Quick Takeaways
- The Act for ALS has facilitated scientific collaborations but largely benefits a small group of patients through costly, experimental drug programs with limited efficacy data.
- ALS’s heterogeneity demands targeted, precision medicines, yet current funding and development strategies risk widening the “valley of death” for new treatments.
- Existing small business funding programs are inadequate for ALS innovation; reform is needed to support early-stage research and accelerate drug development.
- Congress has an opportunity to reshape ALS research with dedicated funding and tailored programs, potentially saving thousands of lives through more effective therapies.
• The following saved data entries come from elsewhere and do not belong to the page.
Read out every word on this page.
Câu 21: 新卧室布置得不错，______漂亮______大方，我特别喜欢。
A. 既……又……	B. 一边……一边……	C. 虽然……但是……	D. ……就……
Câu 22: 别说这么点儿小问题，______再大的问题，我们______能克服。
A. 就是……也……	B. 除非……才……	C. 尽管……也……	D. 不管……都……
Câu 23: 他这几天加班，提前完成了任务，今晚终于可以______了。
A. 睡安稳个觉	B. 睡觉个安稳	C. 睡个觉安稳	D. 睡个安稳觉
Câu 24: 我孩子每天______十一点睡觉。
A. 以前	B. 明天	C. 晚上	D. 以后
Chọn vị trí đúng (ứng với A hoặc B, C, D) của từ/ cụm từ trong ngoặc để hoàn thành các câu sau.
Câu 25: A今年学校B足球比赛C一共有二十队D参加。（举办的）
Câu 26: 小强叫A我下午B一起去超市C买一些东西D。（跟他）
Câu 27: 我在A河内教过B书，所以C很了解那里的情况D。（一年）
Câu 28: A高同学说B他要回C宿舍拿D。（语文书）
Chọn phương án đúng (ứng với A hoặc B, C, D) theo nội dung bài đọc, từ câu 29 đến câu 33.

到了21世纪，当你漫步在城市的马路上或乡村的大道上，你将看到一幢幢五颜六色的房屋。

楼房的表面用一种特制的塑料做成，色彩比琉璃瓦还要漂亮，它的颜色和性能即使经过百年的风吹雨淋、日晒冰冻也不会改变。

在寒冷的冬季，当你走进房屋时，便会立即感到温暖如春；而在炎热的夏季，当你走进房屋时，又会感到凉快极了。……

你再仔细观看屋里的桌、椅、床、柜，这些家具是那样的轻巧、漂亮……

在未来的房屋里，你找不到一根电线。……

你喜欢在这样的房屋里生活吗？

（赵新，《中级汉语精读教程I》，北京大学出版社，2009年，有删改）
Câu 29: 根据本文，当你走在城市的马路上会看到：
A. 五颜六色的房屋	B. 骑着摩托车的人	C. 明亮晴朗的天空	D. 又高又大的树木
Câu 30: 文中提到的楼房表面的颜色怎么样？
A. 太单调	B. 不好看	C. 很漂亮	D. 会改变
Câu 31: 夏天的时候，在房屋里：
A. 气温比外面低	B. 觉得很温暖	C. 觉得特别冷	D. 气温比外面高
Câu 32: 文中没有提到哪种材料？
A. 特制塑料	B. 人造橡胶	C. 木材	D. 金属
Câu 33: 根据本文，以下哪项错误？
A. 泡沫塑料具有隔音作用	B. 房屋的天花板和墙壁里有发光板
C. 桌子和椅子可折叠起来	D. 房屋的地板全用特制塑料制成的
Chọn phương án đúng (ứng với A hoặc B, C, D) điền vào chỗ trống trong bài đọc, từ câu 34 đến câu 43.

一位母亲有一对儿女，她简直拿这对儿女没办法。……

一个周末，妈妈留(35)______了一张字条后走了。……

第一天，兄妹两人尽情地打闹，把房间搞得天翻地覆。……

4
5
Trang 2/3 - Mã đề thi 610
The Challenges of Funding and Testing ALS Drugs
Four years ago, Congress approved $500 million to help find treatments for ALS, a deadly disease. The law aimed to speed up drug approval and improve research. However, progress has been slow. Most funding has gone to give 750 patients access to experimental drugs. Yet, only about 2.3% of eligible patients benefit from these programs. Additionally, the high cost of treatment—around $167,000 per patient—raises concerns. One problem is that drug sponsors are not required to share early data on how well their drugs work. This makes it hard to tell if these treatments are promising. For example, a drug called trehalose failed in late-stage tests. Despite setbacks, scientists continue working on new methods, like using AI and stem cells. These innovations could lead to better, targeted treatments. Still, without changes, many promising drugs may never reach patients or may take decades to become available. Addressing these issues can help more people living with ALS find hope and relief.
Why Precision Medicine Could Widen the Gap
ALS is not the same for everyone. It varies from person to person, with different patterns of illness and progression. Some patients get worse quickly; others live many years. Recent research shows that these differences are also at the molecular level. This means doctors may need to develop many kinds of treatments instead of just one. For example, a precision drug called Qalsody is now FDA-approved for a small group of patients with a specific genetic type of ALS. Advances in technology, like AI, are helping scientists create more of these personalized drugs. However, this new approach could make the “valley of death” even wider. Funding small, early-stage projects becomes harder when treatments target small groups. Without support, many promising therapies might stay in labs forever. To avoid this, Congress can use proven tools like SBIR grants, which fund high-risk research. Improving these programs could help turn scientific discoveries into real options for patients. The future of ALS treatment depends on bridging this gap and making precision medicine a reality.